Dans ce cadre, les objectifs du programme 302 ne seront pas atteignables. Comment lutter contre la grande fraude douanière, la criminalité organisée et protéger les entreprises et les consommateurs européens dans ce contexte – je parle ici de saisies de stupéfiants, de contrefaçon ou encore de protection du consommateur ? Comment renforcer la présence des agents sur le terrain alors que le maillage territorial est lui de moins en moins assuré ?

Les états généraux de la douane ont pourtant prouvé l’importance stratégique du maintien d’un service public douanier de qualité pour répondre à l’ensemble des attentes de la collectivité nationale en matière de protection des citoyens, de sécurisation des recettes publiques, de régulation du commerce international et d’action économique en faveur des entreprises.

Il faut le savoir : aujourd’hui seulement un produit sur dix mille entrants en Europe est contrôlé. Qu’en sera-t-il demain ? Les douaniers, en sous-effectif, peuvent de moins en moins faire face au phénoménal flux croissant de marchandises qui traverse en tous sens la planète. Cette rotation à grande vitesse, sans un service douanier digne de ce nom, favorise les trafics, les fraudes où la finance et la criminalité se mélangent. Le trafic d’espèces protégées, celui des déchets, celui de la contrefaçon prospèrent sur un laxisme de fait orchestré par des États dont les services publics sont affaiblis.

Outre-mer, le constat est plus cinglant encore. Aux Antilles, les personnels des douanes à qui l’on demande de lutter contre les narco-trafiquants américains et caribéens, contre l’immigration clandestine ou pour la prévention sanitaire et la défense des intérêts économiques, disposent de moyens terrestres, maritimes et aériens dérisoires. Cette administration travaille en flux tendus et obtient de brillants résultats grâce seulement à la disponibilité d’un personnel motivé.
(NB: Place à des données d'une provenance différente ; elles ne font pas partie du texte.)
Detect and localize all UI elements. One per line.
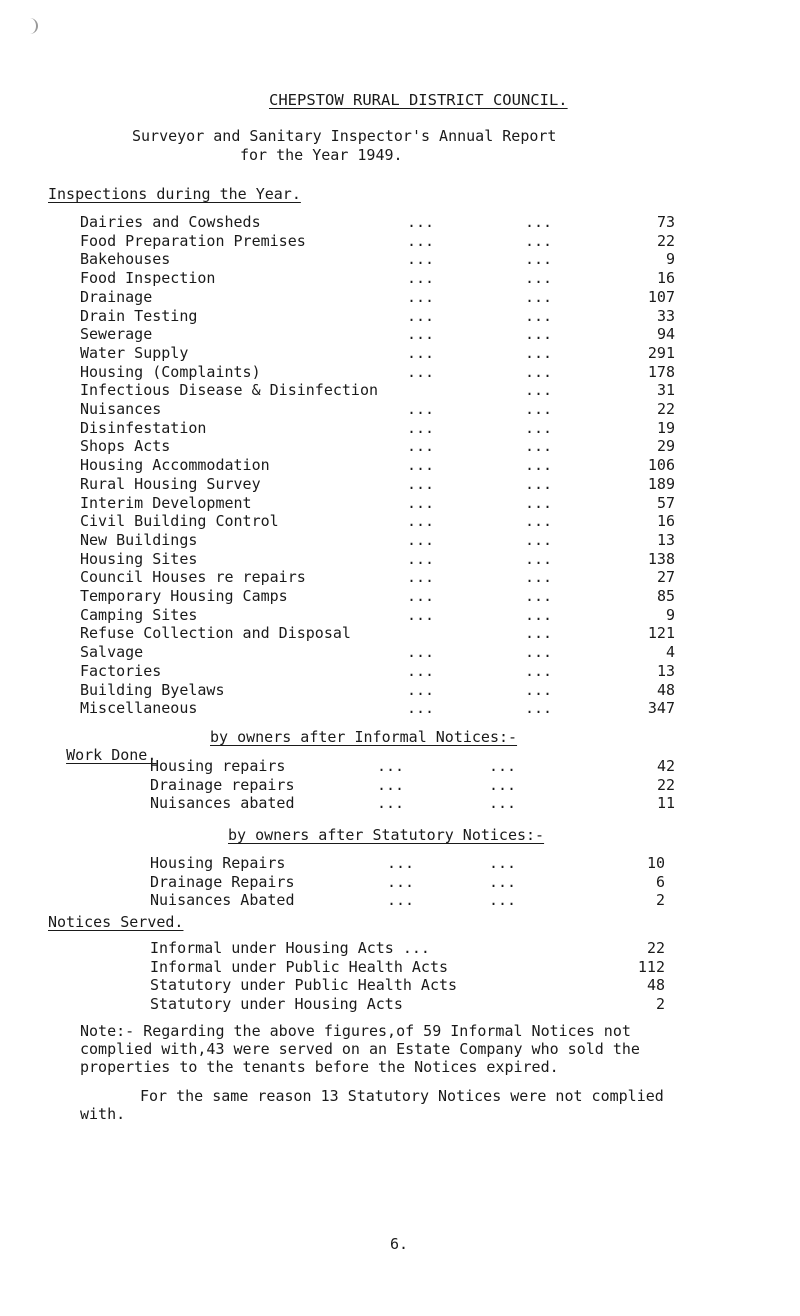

Mais réduire encore les personnels ou les moyens, compte tenu de la spécificité éclatée des littoraux outre-mer, implique une réduction drastique de ses capacités d’action. Il faut donc arrêter cette politique de démantèlement de brigades, comme à Saint-Pierre ou Basse-Terre, qui désorganise les services et favorise la délinquance. Il faut aussi y mettre des fonctionnaires compétents, spécialistes, qui connaissent intimement les milieux et l’environnement. Cette problématique était celle préconisée par le Conseil interministériel de l’outre-mer du 6 novembre 2009, le CIOM. Elle est malheureusement abandonnée aujourd’hui.

Outre-mer, nous sommes proches du point de non-retour. En Martinique, les quatre navires ont disparu pour ne laisser exister que deux vedettes, d’ailleurs souvent inutilisables car non proportionnées aux besoins. Le parc d’aéronefs des douanes est lui aussi obsolète, les hélicoptères ayant plus de vingt ans d’âge. Quant au parc automobile, les douaniers ne disposent même pas de 4x4 appropriés en zone de montagne, ni de jumelles de vision nocturne, et sont équipés de gilets pare-balles d’un autre temps. Ils doivent utiliser leurs téléphones portables personnels, les dotations faisant défaut. En d’autres termes, si les réussites sont là, c’est grâce aux personnels, mais les moyens sont dérisoires par rapport aux enjeux. Il faut remédier à cette situation.

Aussi, Monsieur le ministre, parce que nous faisons le choix de la démocratie et non celui de la fraude, parce que nous faisons le choix d’un État solidaire et protecteur du peuple, nous voterons contre cette mission budgétaire. Nous ne pouvons, en effet, soutenir un budget qui confirme l’affaiblissement programmé des douanes et qui, par ricochet, justifierait le fait que nous ne nous donnions pas tous les moyens de combattre la fraude pour préférer l’augmentation des prélèvements ou la multiplication des mesures d’austérité.